Despite Twitter’s forceful response to the hate speech, some damage had already been done.
Several advertisers have paused spending on Twitter for now until they can get a better indication of how Musk will deliver on his promise to keep it “warm and welcoming” and prevent it from becoming a “free-for-all hellscape.”
Among those who have quit Twitter for now are Shonda Rhimes, who is the creator of “Grey’s Anatomy,” “Bridgerton” and other hit TV shows, Grammy-winning singer and songwriter Sarah Bareilles, and actor and “This Is Us” producer Ken Olin.
Others are waiting to see where Musk and his teams take the product, but have threatened they may leave depending on the results.
Basketball icon LeBron James expressed his concern about the rise in racist tweets, and Musk replied to him on Twitter with a link to a thread from the social network’s current head of safety, Yoel Roth. The long-time Twitter exec said their teams had taken steps to quash accounts that were responsible for a huge portion of the attacks.
NCRI’s analysis confirms that the steps Roth and the safety team took were effective.
In the future, NCRI would like to see greater use of “automated anomaly detection,” technology commonly used in cybersecurity to monitor network performance, or to detect when somebody may be trying to hack into a company’s systems, says NRCI’s lead intelligence analyst Alex Goldenberg.

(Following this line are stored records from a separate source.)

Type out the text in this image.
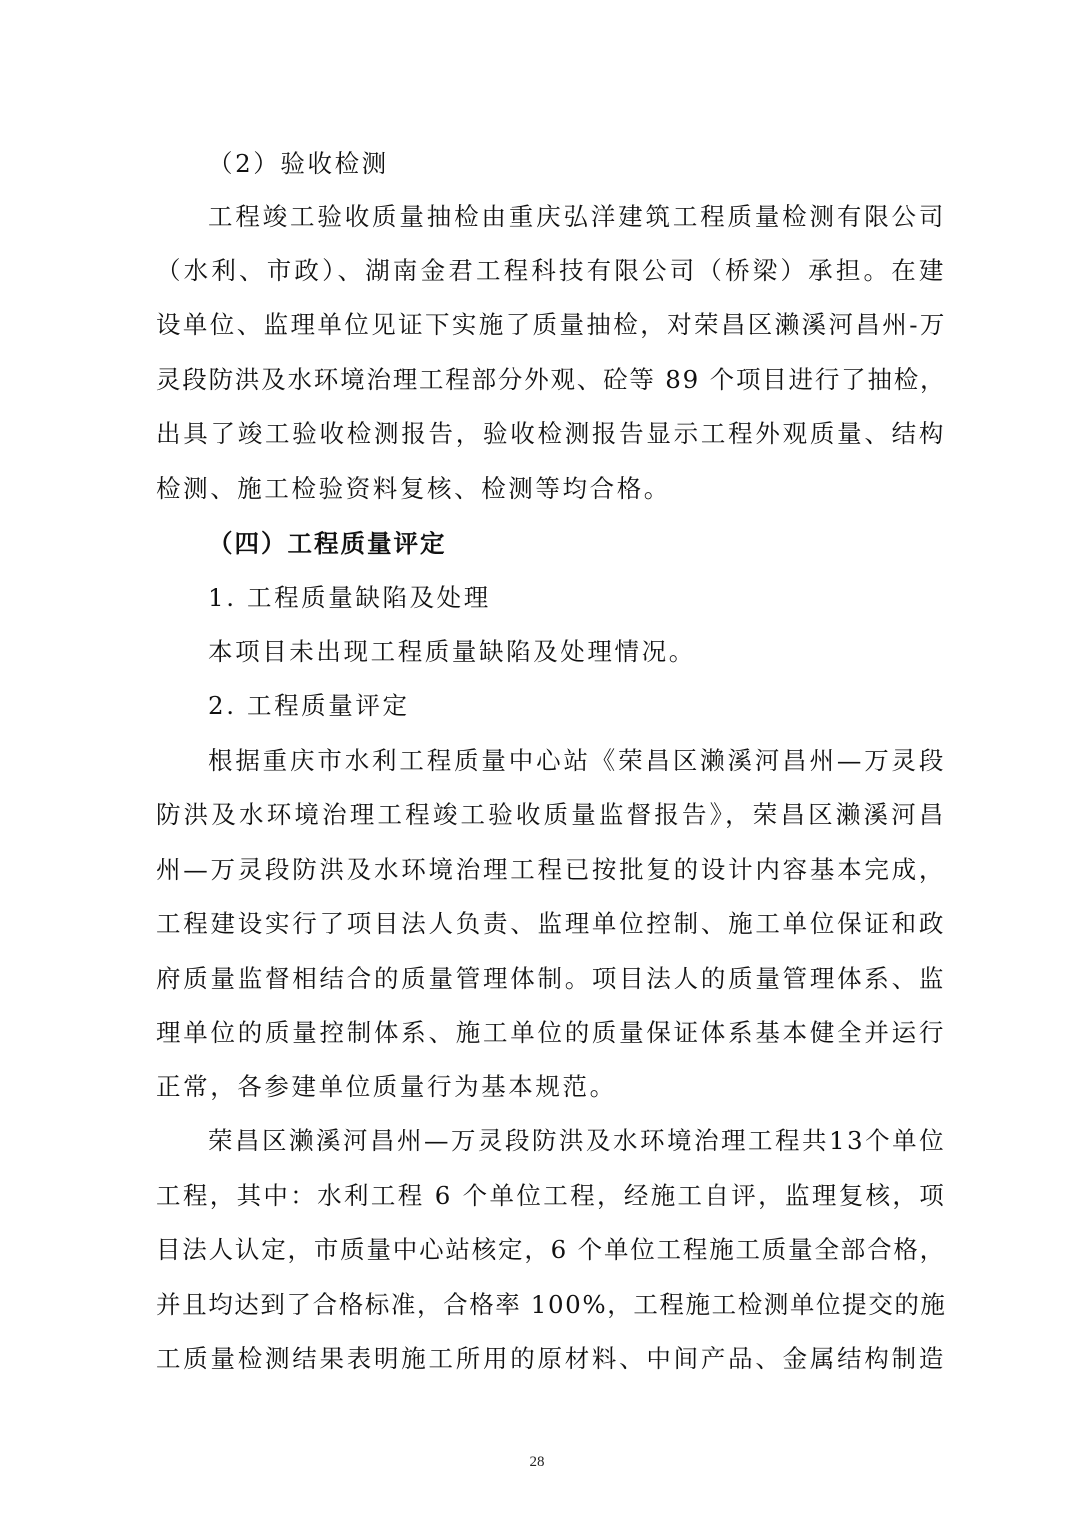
（2）验收检测
工程竣工验收质量抽检由重庆弘洋建筑工程质量检测有限公司
（水利、市政）、湖南金君工程科技有限公司（桥梁）承担。在建
设单位、监理单位见证下实施了质量抽检，对荣昌区濑溪河昌州-万
灵段防洪及水环境治理工程部分外观、砼等 89 个项目进行了抽检，
出具了竣工验收检测报告，验收检测报告显示工程外观质量、结构
检测、施工检验资料复核、检测等均合格。
（四）工程质量评定
1. 工程质量缺陷及处理
本项目未出现工程质量缺陷及处理情况。
2. 工程质量评定
根据重庆市水利工程质量中心站《荣昌区濑溪河昌州—万灵段
防洪及水环境治理工程竣工验收质量监督报告》，荣昌区濑溪河昌
州—万灵段防洪及水环境治理工程已按批复的设计内容基本完成，
工程建设实行了项目法人负责、监理单位控制、施工单位保证和政
府质量监督相结合的质量管理体制。项目法人的质量管理体系、监
理单位的质量控制体系、施工单位的质量保证体系基本健全并运行
正常，各参建单位质量行为基本规范。
荣昌区濑溪河昌州—万灵段防洪及水环境治理工程共13个单位
工程，其中：水利工程 6 个单位工程，经施工自评，监理复核，项
目法人认定，市质量中心站核定，6 个单位工程施工质量全部合格，
并且均达到了合格标准，合格率 100%，工程施工检测单位提交的施
工质量检测结果表明施工所用的原材料、中间产品、金属结构制造
28
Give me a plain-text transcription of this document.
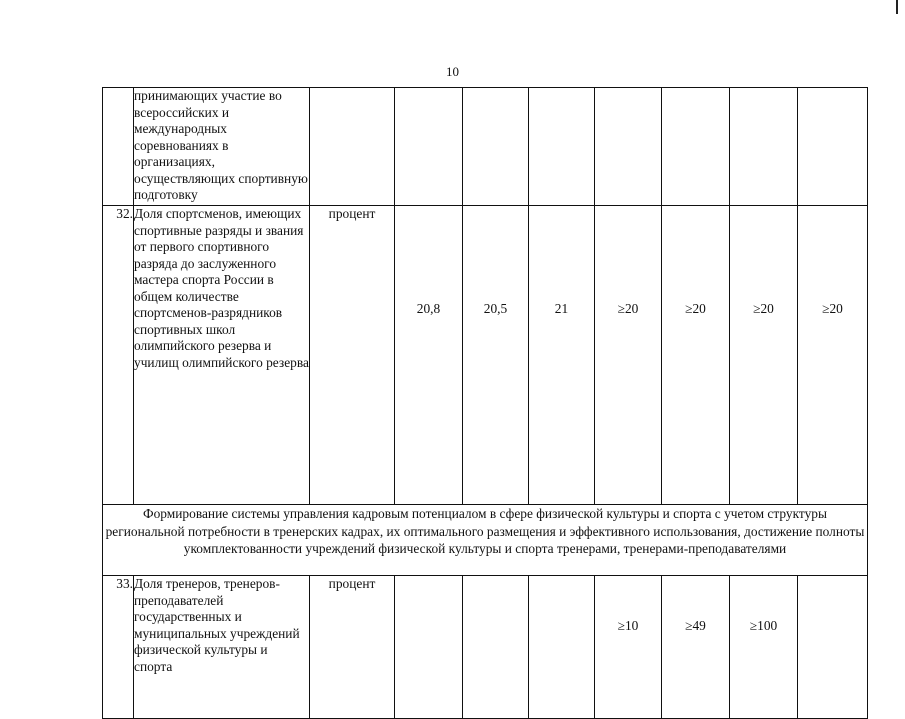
10
	принимающих участие во всероссийских и международных соревнованиях в организациях, осуществляющих спортивную подготовку								
32.	Доля спортсменов, имеющих спортивные разряды и звания от первого спортивного разряда до заслуженного мастера спорта России в общем количестве спортсменов-разрядников спортивных школ олимпийского резерва и училищ олимпийского резерва	процент	20,8	20,5	21	≥20	≥20	≥20	≥20
Формирование системы управления кадровым потенциалом в сфере физической культуры и спорта с учетом структуры региональной потребности в тренерских кадрах, их оптимального размещения и эффективного использования, достижение полноты укомплектованности учреждений физической культуры и спорта тренерами, тренерами-преподавателями									
33.	Доля тренеров, тренеров-преподавателей государственных и муниципальных учреждений физической культуры и спорта	процент				≥10	≥49	≥100	
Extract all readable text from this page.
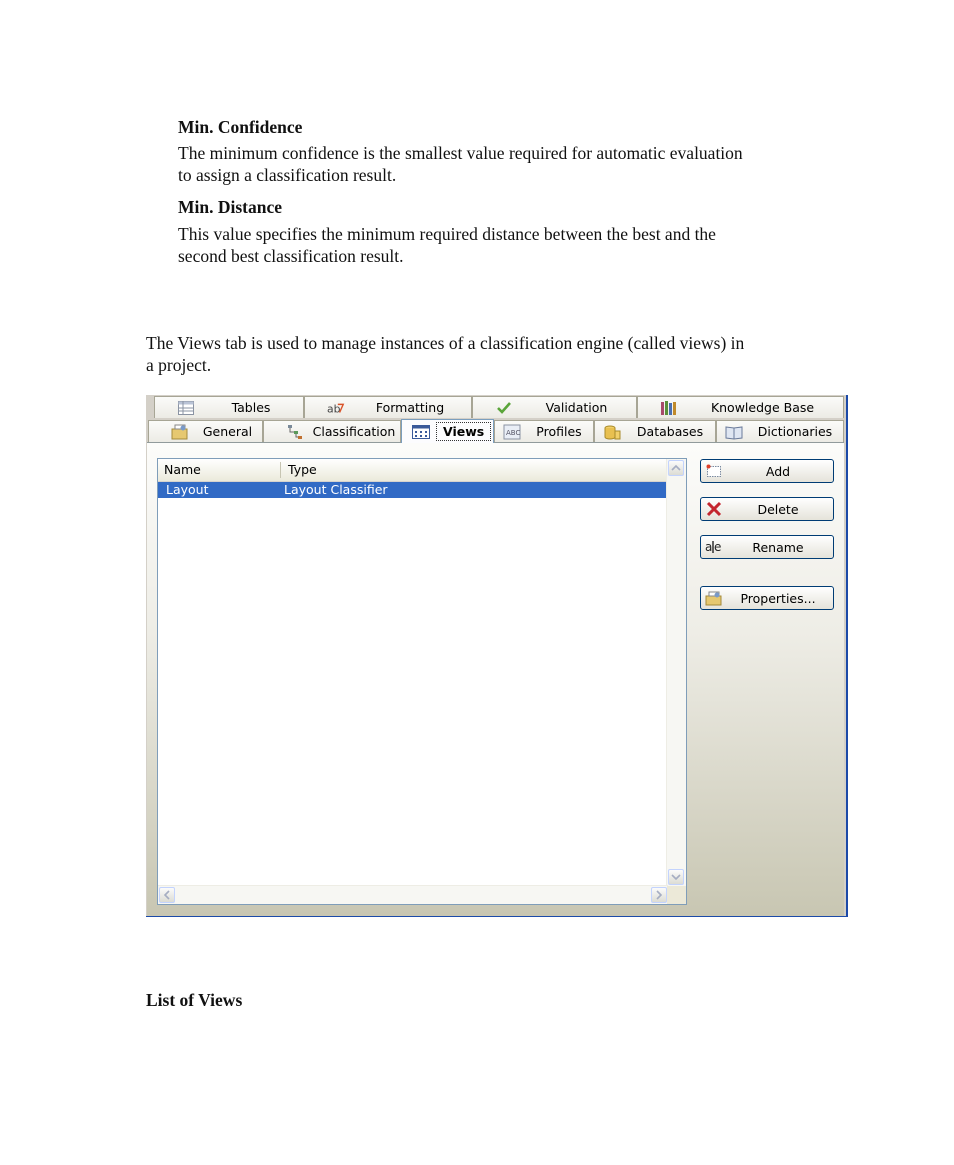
Min. Confidence
The minimum confidence is the smallest value required for automatic evaluation
to assign a classification result.
Min. Distance
This value specifies the minimum required distance between the best and the
second best classification result.
The Views tab is used to manage instances of a classification engine (called views) in
a project.
List of Views
Tables	ab	Formatting	Validation	Knowledge Base
General	Classification	Views	ABC	Profiles	Databases	Dictionaries
Name	Type
Layout	Layout Classifier
Add
Delete
a e	Rename
Properties...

Anomaly detection applied in social media would have let Twitter take preventative action once the planned raid was initially detected.
Goldenberg and Sohn compare this technology to a smoke detector or carbon-monoxide detector for social problems brewing online.
While Musk has billed himself as a free speech absolutist, his track record defending other’s rights is mixed. More recently, he has acknowledged a need to balance free speech ideals with trust and safety on Twitter.
One thing he has not promised to do publicly is take better care with his own tweets.
Musk has a history of posting unfounded conspiracy theories, comments and jokes that have been widely interpreted as sexist, anti-LGBTQ, racist or antisemitic. Memorably, he has posted Hitler memes to his widely followed Twitter account.
Just after he took over Twitter, Musk shared an unfounded, anti-LGBTQ conspiracy theory about a home invasion and assault on Paul Pelosi, husband of the speaker of the House Nancy Pelosi. Musk later deleted the tweet without an explanation.
He currently boasts 113.7 million listed followers on the platform, a number that’s rapidly growing.